New York City, 1999 — On a hot July day in a bustling Manhattan café, journalist Van Daniels interviews Jonathan Hawkins—a dangerous mafia associate and a pop cultural icon called The Vampire. Despite Hawkins' taciturn nature, his face features regularly in tabloids and TV programs, and his deeds are mirrored in works of fiction. He does not speak to the press and has never volunteered any information about himself. All of it based on the rumors that follow him wherever he goes: whispers about the man who melts into shadows and rolls in with the fog—the man who cannot be killed and does not die.
The rumors have followed him since he first came ashore in Long Beach, California, in 1919. He has not aged a day since then.

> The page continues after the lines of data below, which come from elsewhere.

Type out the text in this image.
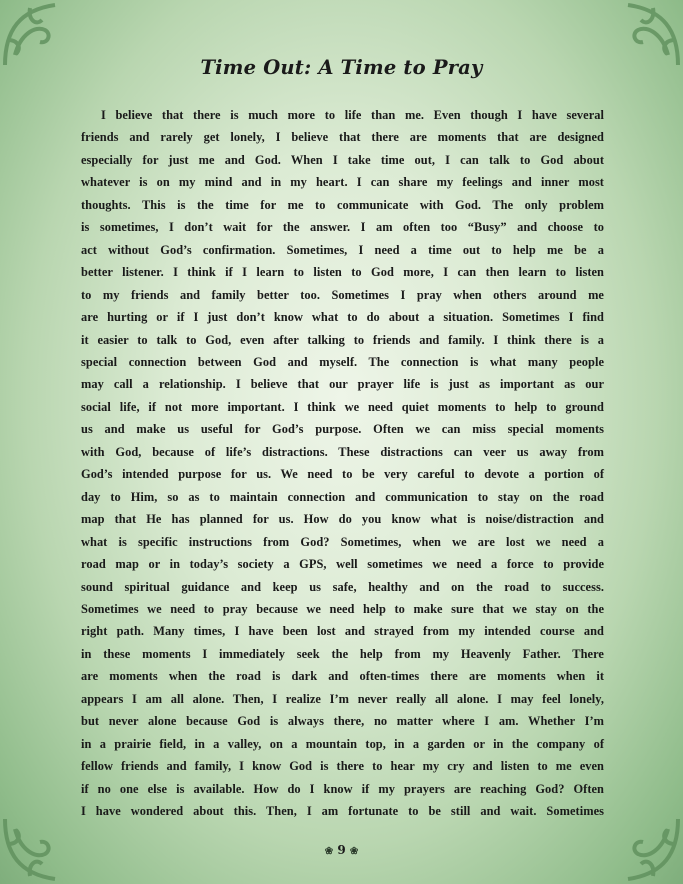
Time Out: A Time to Pray
I believe that there is much more to life than me. Even though I have several
friends and rarely get lonely, I believe that there are moments that are designed
especially for just me and God. When I take time out, I can talk to God about
whatever is on my mind and in my heart. I can share my feelings and inner most
thoughts. This is the time for me to communicate with God. The only problem
is sometimes, I don’t wait for the answer. I am often too “Busy” and choose to
act without God’s confirmation. Sometimes, I need a time out to help me be a
better listener. I think if I learn to listen to God more, I can then learn to listen
to my friends and family better too. Sometimes I pray when others around me
are hurting or if I just don’t know what to do about a situation. Sometimes I find
it easier to talk to God, even after talking to friends and family. I think there is a
special connection between God and myself. The connection is what many people
may call a relationship. I believe that our prayer life is just as important as our
social life, if not more important. I think we need quiet moments to help to ground
us and make us useful for God’s purpose. Often we can miss special moments
with God, because of life’s distractions. These distractions can veer us away from
God’s intended purpose for us. We need to be very careful to devote a portion of
day to Him, so as to maintain connection and communication to stay on the road
map that He has planned for us. How do you know what is noise/distraction and
what is specific instructions from God? Sometimes, when we are lost we need a
road map or in today’s society a GPS, well sometimes we need a force to provide
sound spiritual guidance and keep us safe, healthy and on the road to success.
Sometimes we need to pray because we need help to make sure that we stay on the
right path. Many times, I have been lost and strayed from my intended course and
in these moments I immediately seek the help from my Heavenly Father. There
are moments when the road is dark and often-times there are moments when it
appears I am all alone. Then, I realize I’m never really all alone. I may feel lonely,
but never alone because God is always there, no matter where I am. Whether I’m
in a prairie field, in a valley, on a mountain top, in a garden or in the company of
fellow friends and family, I know God is there to hear my cry and listen to me even
if no one else is available. How do I know if my prayers are reaching God? Often
I have wondered about this. Then, I am fortunate to be still and wait. Sometimes
❀ 9 ❀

The reason for Hawkins' unnatural longevity is unknown—equally so, his reasoning for agreeing to this interview at all. But before Hawkins can get up from their table and vanish back into shadow and fog, Daniels intends to get to the bottom of both mysteries.
When No One Knew His Name is an illustrated story within a story: it is the story of Hawkins' long and varied life nested within the story of Daniels' encounter with this unusual man. The text is presented as the in-universe nonfiction book Daniels went on to write based on the transcript of his interview with Hawkins, whose descriptions are intercut with Daniels' outside research to provide greater context or alternate perspectives to the reader.
When No One Knew His Name is a low-fantasy pastiche of Anne Rice's 1976 novel Interview with The Vampire, featuring heavy elements of historical and crime fiction, and themes of alienation and ennui in the face of an uncertain future.